The majority of analysed DCIS were from resection specimens because our intention was to provide evidence of the reliability p40 as a myoepithelial marker. We also noted crisp nuclear staining in the few biopsy specimens included in the study, which provides a rationale for analysing p40 in a larger cohort of breast biopsies. In our experience, tissue fixation of breast biopsies is usually better than that of resection specimens, and therefore, p40 should work very well in those too.

All three myoepithelial markers revealed attenuated staining of myoepithelial cells surrounding neoplastic glands in comparison with that in surrounding normal tissue.
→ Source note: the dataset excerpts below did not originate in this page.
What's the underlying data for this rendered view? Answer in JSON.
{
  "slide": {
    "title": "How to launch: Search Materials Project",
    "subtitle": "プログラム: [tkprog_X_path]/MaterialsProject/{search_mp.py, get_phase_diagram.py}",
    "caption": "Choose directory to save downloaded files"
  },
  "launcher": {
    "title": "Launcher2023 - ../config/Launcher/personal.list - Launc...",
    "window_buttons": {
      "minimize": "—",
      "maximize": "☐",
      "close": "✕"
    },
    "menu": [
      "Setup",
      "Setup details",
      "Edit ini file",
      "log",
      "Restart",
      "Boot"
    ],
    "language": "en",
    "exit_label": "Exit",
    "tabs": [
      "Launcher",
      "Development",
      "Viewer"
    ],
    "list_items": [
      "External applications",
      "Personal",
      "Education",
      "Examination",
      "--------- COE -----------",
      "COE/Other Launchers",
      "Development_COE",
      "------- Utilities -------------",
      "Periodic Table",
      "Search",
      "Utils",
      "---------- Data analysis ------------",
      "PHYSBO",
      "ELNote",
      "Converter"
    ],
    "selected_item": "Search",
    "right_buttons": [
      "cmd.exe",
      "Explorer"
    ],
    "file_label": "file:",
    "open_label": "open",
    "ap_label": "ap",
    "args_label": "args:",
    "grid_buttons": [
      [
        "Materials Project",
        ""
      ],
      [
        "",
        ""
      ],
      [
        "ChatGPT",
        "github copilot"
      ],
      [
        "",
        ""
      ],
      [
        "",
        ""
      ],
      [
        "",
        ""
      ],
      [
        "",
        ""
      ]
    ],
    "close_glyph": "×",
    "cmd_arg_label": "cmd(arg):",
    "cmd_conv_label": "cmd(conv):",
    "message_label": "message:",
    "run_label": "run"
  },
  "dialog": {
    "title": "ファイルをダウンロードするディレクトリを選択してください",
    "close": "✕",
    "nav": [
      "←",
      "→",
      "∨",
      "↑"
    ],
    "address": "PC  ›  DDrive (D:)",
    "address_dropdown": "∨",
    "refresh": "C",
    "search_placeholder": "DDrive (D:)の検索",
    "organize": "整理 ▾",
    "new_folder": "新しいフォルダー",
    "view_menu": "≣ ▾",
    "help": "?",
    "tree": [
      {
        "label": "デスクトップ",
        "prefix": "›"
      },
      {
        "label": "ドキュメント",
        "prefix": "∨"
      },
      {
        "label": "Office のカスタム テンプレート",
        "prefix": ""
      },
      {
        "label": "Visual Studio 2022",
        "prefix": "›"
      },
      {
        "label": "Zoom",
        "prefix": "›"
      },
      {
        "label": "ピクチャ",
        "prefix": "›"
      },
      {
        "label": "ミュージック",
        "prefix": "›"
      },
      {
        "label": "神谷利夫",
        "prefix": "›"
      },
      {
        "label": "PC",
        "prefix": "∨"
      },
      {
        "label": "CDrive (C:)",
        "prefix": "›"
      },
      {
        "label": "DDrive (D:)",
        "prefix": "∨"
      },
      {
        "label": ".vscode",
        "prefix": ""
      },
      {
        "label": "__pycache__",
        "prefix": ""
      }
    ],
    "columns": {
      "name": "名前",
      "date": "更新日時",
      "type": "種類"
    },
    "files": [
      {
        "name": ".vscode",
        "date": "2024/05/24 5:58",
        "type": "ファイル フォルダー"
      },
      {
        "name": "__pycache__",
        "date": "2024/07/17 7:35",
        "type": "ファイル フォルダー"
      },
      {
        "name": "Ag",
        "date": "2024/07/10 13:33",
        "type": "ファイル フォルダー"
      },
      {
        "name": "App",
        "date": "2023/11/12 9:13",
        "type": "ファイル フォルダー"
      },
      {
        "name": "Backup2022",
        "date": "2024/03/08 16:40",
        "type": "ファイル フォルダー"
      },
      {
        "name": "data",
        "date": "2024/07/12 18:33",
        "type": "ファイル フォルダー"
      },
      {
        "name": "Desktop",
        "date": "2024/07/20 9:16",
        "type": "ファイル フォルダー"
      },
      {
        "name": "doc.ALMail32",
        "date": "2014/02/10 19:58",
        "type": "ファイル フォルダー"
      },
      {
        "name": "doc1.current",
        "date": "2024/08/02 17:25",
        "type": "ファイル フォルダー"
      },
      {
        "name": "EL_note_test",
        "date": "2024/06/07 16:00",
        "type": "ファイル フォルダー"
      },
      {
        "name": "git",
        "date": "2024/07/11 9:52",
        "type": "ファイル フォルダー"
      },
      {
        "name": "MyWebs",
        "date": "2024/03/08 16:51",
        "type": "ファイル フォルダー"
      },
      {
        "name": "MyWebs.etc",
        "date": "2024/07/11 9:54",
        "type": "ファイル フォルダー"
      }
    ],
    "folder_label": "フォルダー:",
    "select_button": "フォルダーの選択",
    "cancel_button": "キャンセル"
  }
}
We speculate that this might be a sign of tumour progression, since myoepithelium seems to function as a suppressor of invasion through paracrine effects on cell cycle progression, cell migration and invasion [2426].

CK5/6 positive neoplastic cells are rarely encountered according to a recent publication in which this was found in 15 of 146 DCIS [27]. Although does constitute a diagnostic pitfall, the marked nuclear atypia in high-grade DCIS should prevent the pathologist from making an erroneous diagnosis of usual ductal hyperplasia (UDH).

In summary, p40 is a novel marker of breast myoepithelial cells with a performance similar to that of p63 and slightly better than CK5/6. However, it does not appear to provide a clear advantage over the commonly used p63.